The fall to six-year lows in oil prices has been swift and unexpected. The pace of energy sector layoffs in recent weeks has been similarly quick, if not so surprising.
Job cuts are inevitable as oil and gas companies watch commodity prices tumble, but layoffs today could have significant ramifications for the sector tomorrow. For a variety of reasons specific to the industry, energy companies could find themselves in a situation later where skilled workers are hard to replace.
The rise in pink slips at oil-related enterprises sent overall job cuts in January soaring 40 percent from the previous month, to a nearly two-year high, Challenger, Gray & Christmas reported last week. The firm attributed 21,322 layoffs last month to falling crude prices, compared with 14,262 total cuts in 2014.
“We’re absolutely seeing a slowdown. There are pockets of activity, but the industry has not just tapped the brakes, but hit them pretty hard,” said Jeff Bush, president of Fort Worth, Texas-based oil and gas consultant CSI Recruiting.
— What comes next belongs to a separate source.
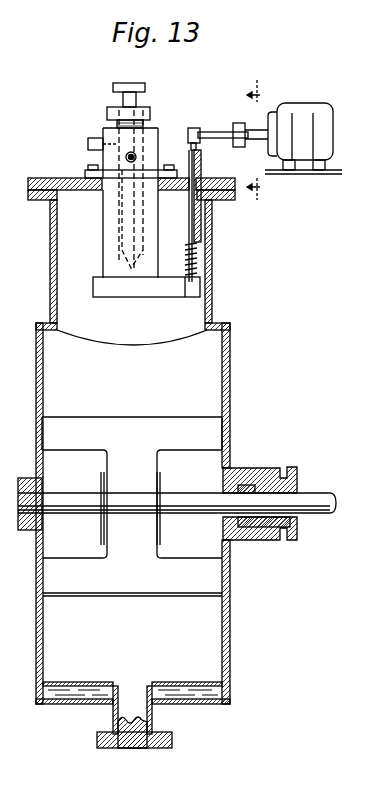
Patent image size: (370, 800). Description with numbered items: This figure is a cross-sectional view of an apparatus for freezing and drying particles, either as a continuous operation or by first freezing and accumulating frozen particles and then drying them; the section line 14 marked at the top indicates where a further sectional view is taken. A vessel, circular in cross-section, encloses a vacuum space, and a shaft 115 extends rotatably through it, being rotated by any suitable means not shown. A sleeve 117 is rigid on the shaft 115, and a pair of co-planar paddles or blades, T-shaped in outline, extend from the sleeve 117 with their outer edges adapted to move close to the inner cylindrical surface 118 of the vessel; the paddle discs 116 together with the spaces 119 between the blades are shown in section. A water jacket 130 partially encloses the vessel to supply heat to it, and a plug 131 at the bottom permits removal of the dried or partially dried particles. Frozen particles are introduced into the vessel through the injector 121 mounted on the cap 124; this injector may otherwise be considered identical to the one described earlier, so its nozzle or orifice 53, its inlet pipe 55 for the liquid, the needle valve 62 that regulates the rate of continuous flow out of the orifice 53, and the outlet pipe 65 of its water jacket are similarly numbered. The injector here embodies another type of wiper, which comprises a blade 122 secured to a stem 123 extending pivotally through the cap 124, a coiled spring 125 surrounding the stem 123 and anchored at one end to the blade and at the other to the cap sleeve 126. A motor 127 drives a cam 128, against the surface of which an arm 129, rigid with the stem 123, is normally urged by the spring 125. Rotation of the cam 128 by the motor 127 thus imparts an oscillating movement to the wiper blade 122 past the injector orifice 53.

There is no crisis yet, but the picture is significantly different from three months ago, he said. Large independent oil and production companies are on lockdown, issuing hiring freezes and closing branch offices.
The downturn among contract workers is likely just the beginning. When producers terminate contracts or allow them to expire, the next step is usually cuts in other personnel areas, Bush said.